INDEPENDENT NEWS

Sharples: Young Offenders Serious Crimes Bill

Published: Thu 30 Mar 2006 09:49 AM
Young Offenders Serious Crimes Bill
Dr Pita Sharples
Wednesday 29 March
Mr Speaker - after an hour of family conferencing, I stood before this hardened offender - with a rap sheet as long as your arm. He was angry, violent and unrepentant, and I said "don't you care about what you've done!".
He shouted "Go to hell". Then in a flash of inspiration I said - "What about your mother?".
At this point, his mother rushed forward and began hitting her son with her umbrella - tears rolling down her face, saying "You shame me, all your life, you shame me - I pray for you - you let me down!"
He stood bolt upright - this adult man began to cry "I'm sorry Mum" - I'm sorry Mum - those were the words that began his rehabilitation and healing - to go on to lead a productive life within society after three terms in prison and convictions for twenty-five offences.
Restorative Justice can work.
This Maori Tribunal Restorative Justice Programme began some thirty years ago - by chance the local school Principal rang up and said "another six of your kids is in trouble - stole from the dairy and pinched a Pakeha kids coat. "Are you going to do something about this or should I ring the Police?". No, no, I said - we'll handle it.
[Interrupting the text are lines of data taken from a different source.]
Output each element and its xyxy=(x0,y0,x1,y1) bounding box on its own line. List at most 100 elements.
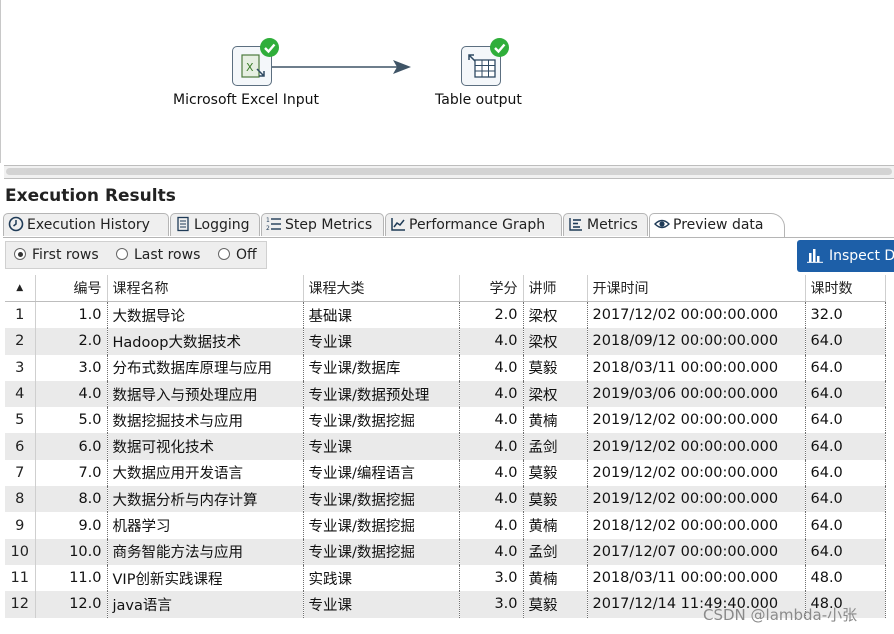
table-cell[interactable]: Hadoop大数据技术 xyxy=(107,328,304,355)
table-cell[interactable]: 2018/12/02 00:00:00.000 xyxy=(587,512,806,539)
column-header[interactable]: 开课时间 xyxy=(587,275,806,302)
table-cell[interactable]: 5.0 xyxy=(35,407,108,434)
table-cell[interactable]: 64.0 xyxy=(805,407,886,434)
column-header[interactable]: 编号 xyxy=(35,275,108,302)
table-cell[interactable]: 莫毅 xyxy=(523,354,588,381)
table-cell[interactable]: 专业课/数据库 xyxy=(303,354,460,381)
table-cell[interactable]: 3.0 xyxy=(459,564,524,592)
row-number[interactable]: 3 xyxy=(5,354,36,381)
column-header[interactable]: 讲师 xyxy=(523,275,588,302)
table-cell[interactable]: 梁权 xyxy=(523,301,588,329)
table-cell[interactable]: 64.0 xyxy=(805,512,886,539)
table-cell[interactable]: 7.0 xyxy=(35,459,108,487)
table-cell[interactable]: 10.0 xyxy=(35,538,108,565)
table-cell[interactable]: 64.0 xyxy=(805,538,886,565)
row-number[interactable]: 4 xyxy=(5,380,36,408)
table-cell[interactable]: 3.0 xyxy=(35,354,108,381)
table-cell[interactable]: 专业课 xyxy=(303,433,460,460)
table-cell[interactable]: 黄楠 xyxy=(523,407,588,434)
table-row[interactable]: 5 5.0 数据挖掘技术与应用 专业课/数据挖掘 4.0 黄楠 2019/12/02 00:… xyxy=(5,407,886,434)
row-number[interactable]: 7 xyxy=(5,459,36,487)
table-cell[interactable]: 2018/03/11 00:00:00.000 xyxy=(587,354,806,381)
column-header[interactable]: 课程大类 xyxy=(303,275,460,302)
table-cell[interactable]: 莫毅 xyxy=(523,591,588,618)
first-rows-radio[interactable]: First rows xyxy=(14,247,99,263)
table-cell[interactable]: 专业课/编程语言 xyxy=(303,459,460,487)
table-cell[interactable]: 2019/12/02 00:00:00.000 xyxy=(587,459,806,487)
table-cell[interactable]: 4.0 xyxy=(459,459,524,487)
column-header[interactable]: 课时数 xyxy=(805,275,886,302)
scrollbar-thumb[interactable] xyxy=(6,168,892,175)
table-cell[interactable]: 4.0 xyxy=(459,538,524,565)
off-radio[interactable]: Off xyxy=(218,247,257,263)
table-cell[interactable]: 64.0 xyxy=(805,354,886,381)
table-cell[interactable]: java语言 xyxy=(107,591,304,618)
table-cell[interactable]: 基础课 xyxy=(303,301,460,329)
column-header[interactable]: 课程名称 xyxy=(107,275,304,302)
table-cell[interactable]: 4.0 xyxy=(459,407,524,434)
table-cell[interactable]: 梁权 xyxy=(523,380,588,408)
row-number[interactable]: 8 xyxy=(5,486,36,513)
row-number[interactable]: 5 xyxy=(5,407,36,434)
table-cell[interactable]: 2018/03/11 00:00:00.000 xyxy=(587,564,806,592)
table-cell[interactable]: 32.0 xyxy=(805,301,886,329)
table-cell[interactable]: 梁权 xyxy=(523,328,588,355)
tab-preview-data[interactable]: Preview data xyxy=(649,213,785,237)
table-row[interactable]: 9 9.0 机器学习 专业课/数据挖掘 4.0 黄楠 2018/12/02 00:00:00… xyxy=(5,512,886,539)
table-row[interactable]: 2 2.0 Hadoop大数据技术 专业课 4.0 梁权 2018/09/12 00:00:… xyxy=(5,328,886,355)
table-cell[interactable]: 2017/12/02 00:00:00.000 xyxy=(587,301,806,329)
table-cell[interactable]: 12.0 xyxy=(35,591,108,618)
canvas-horizontal-scrollbar[interactable] xyxy=(4,165,894,179)
table-cell[interactable]: 4.0 xyxy=(459,380,524,408)
table-row[interactable]: 3 3.0 分布式数据库原理与应用 专业课/数据库 4.0 莫毅 2018/03/11 00… xyxy=(5,354,886,381)
last-rows-radio[interactable]: Last rows xyxy=(116,247,200,263)
column-header[interactable]: 学分 xyxy=(459,275,524,302)
sort-ascending-icon[interactable]: ▲ xyxy=(5,275,36,302)
table-cell[interactable]: 11.0 xyxy=(35,564,108,592)
table-cell[interactable]: 机器学习 xyxy=(107,512,304,539)
row-number[interactable]: 6 xyxy=(5,433,36,460)
table-cell[interactable]: 2018/09/12 00:00:00.000 xyxy=(587,328,806,355)
tab-performance-graph[interactable]: Performance Graph xyxy=(385,213,562,236)
table-cell[interactable]: 3.0 xyxy=(459,591,524,618)
table-cell[interactable]: 48.0 xyxy=(805,564,886,592)
row-number[interactable]: 1 xyxy=(5,301,36,329)
tab-execution-history[interactable]: Execution History xyxy=(3,213,169,236)
tab-step-metrics[interactable]: 1 2 Step Metrics xyxy=(261,213,384,236)
table-cell[interactable]: 64.0 xyxy=(805,380,886,408)
table-cell[interactable]: 2019/12/02 00:00:00.000 xyxy=(587,433,806,460)
table-cell[interactable]: 4.0 xyxy=(35,380,108,408)
table-cell[interactable]: 黄楠 xyxy=(523,564,588,592)
table-cell[interactable]: 孟剑 xyxy=(523,433,588,460)
inspect-data-button[interactable]: Inspect D xyxy=(797,240,894,272)
table-cell[interactable]: 1.0 xyxy=(35,301,108,329)
tab-metrics[interactable]: Metrics xyxy=(563,213,648,236)
table-cell[interactable]: 专业课 xyxy=(303,591,460,618)
table-cell[interactable]: 2019/03/06 00:00:00.000 xyxy=(587,380,806,408)
table-cell[interactable]: 实践课 xyxy=(303,564,460,592)
table-cell[interactable]: 莫毅 xyxy=(523,459,588,487)
tab-logging[interactable]: Logging xyxy=(170,213,260,236)
table-cell[interactable]: 8.0 xyxy=(35,486,108,513)
row-number[interactable]: 9 xyxy=(5,512,36,539)
table-cell[interactable]: 64.0 xyxy=(805,486,886,513)
row-number[interactable]: 10 xyxy=(5,538,36,565)
table-cell[interactable]: 分布式数据库原理与应用 xyxy=(107,354,304,381)
table-cell[interactable]: 2.0 xyxy=(35,328,108,355)
table-row[interactable]: 1 1.0 大数据导论 基础课 2.0 梁权 2017/12/02 00:00:00.000… xyxy=(5,301,886,329)
table-cell[interactable]: 大数据应用开发语言 xyxy=(107,459,304,487)
row-number[interactable]: 12 xyxy=(5,591,36,618)
table-cell[interactable]: 大数据分析与内存计算 xyxy=(107,486,304,513)
row-number[interactable]: 2 xyxy=(5,328,36,355)
table-cell[interactable]: 专业课/数据挖掘 xyxy=(303,512,460,539)
row-number[interactable]: 11 xyxy=(5,564,36,592)
transformation-canvas[interactable]: X Microsoft Excel Input Table output xyxy=(0,0,894,163)
table-cell[interactable]: 2019/12/02 00:00:00.000 xyxy=(587,407,806,434)
table-cell[interactable]: 专业课/数据预处理 xyxy=(303,380,460,408)
table-cell[interactable]: VIP创新实践课程 xyxy=(107,564,304,592)
table-cell[interactable]: 4.0 xyxy=(459,328,524,355)
table-cell[interactable]: 4.0 xyxy=(459,354,524,381)
table-cell[interactable]: 4.0 xyxy=(459,433,524,460)
table-cell[interactable]: 专业课/数据挖掘 xyxy=(303,407,460,434)
table-cell[interactable]: 专业课/数据挖掘 xyxy=(303,538,460,565)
So, without knowing what we were doing, we called a hui - for all six kids, their parents, the victims (family of the stolen coat), the dairy owner. We all gathered - had a prayer to open, then the customary Maori greetings to the parents and families. And then sat the six kids up front and each of us had a turn talking to them.
"Jimmy, what are you doing - last year haka leader. Now your a thief!", and so on. Hard words, kind words. At the end we gave the parents a cup of tea and decided that the kids should work up at the pensioner village for four Saturday mornings - supervised by us.
It worked that first time, the second, then third - then the school's started sending cases to us, then the Police, then Judge Mick Brown heard of it and he started referring cases from the court.
The family conferences worked because the offenders were made to be responsible to the members of their own community, because they admitted guilt - had remorse. It worked because the parents and loved ones were there - and official departments were absent or at a minimum.
Judge Brown used these experiences when he designed the Family Group Conferences for our courts. Then Australia adopted them.
Mr Speaker, the Maori Party can not support a Bill that sends twelve year olds to prison.
Mr Speaker, I have spent much time in my life - working with those behind bars. Youth institutions, Men's prisons, Women's prisons, Maximum security, Medium security, old and new, and with D Block inmates.
I have been part of several initiatives, which have set up programmes for rehab and for learning etc - many of these are still running today!
Mr Speaker, prisons do not work. They do not rehabilitate. There are alternatives which I intend to talk to at length at some later opportunity - but to say here that the culture of our prisons directly conflicts with programmes of healing, of rehabilitation.
There exists, in Men's prisons a set of relationships which dominates every inmates activities, especially at times conflict or incidents. Nobody is outside of this matrix. In women's prisons - the structure is even more rigid - with the mother or 'King Pin' and her attendants ruling the roost and governing behaviour amongst all inmates.
Mr Speaker, the Maori Party has no interest in the industry of creating schools for baby crims; of teaching our teenagers how to incite terror within their communities; of adding further to the painful programme of punishment this Government seeks to hand out.
We believe in the potential for good.
We believe whanau are best able to determine their own solutions.
We are committed to a system based on justice that heals rather than justice that hammers. A system which must celebrate and actively engage all members in the pursuit of collectively owning the people and the problems daily life can bring.
In thinking through the implications of a children's prison - it would seem that jail for twelve year olds will just create schools of crime, where young, fertile minds are exploited, where the rules and rigid roles of the game are used as a training programme for crime.
The Maori Party says this system is wrong. This Bill is wrong. It is, as Children's Commissioner Cindy Kiro stated, 'knee-jerk law-marking".
Instead of looking to target the people that Ron Mark describes as 'young thugs who bash people on the street'; we must look to ways to reduce offending, to rehabilitate youth - not set them on a life of crime.
The Maori Party believes that the Family Group Conference may need a review - but that with the correct persons present, it is still a positive plan for saving young people and for safeguarding our communities.
For these reasons, the Maori Party will oppose the Youth Offenders Serious Offending Bill.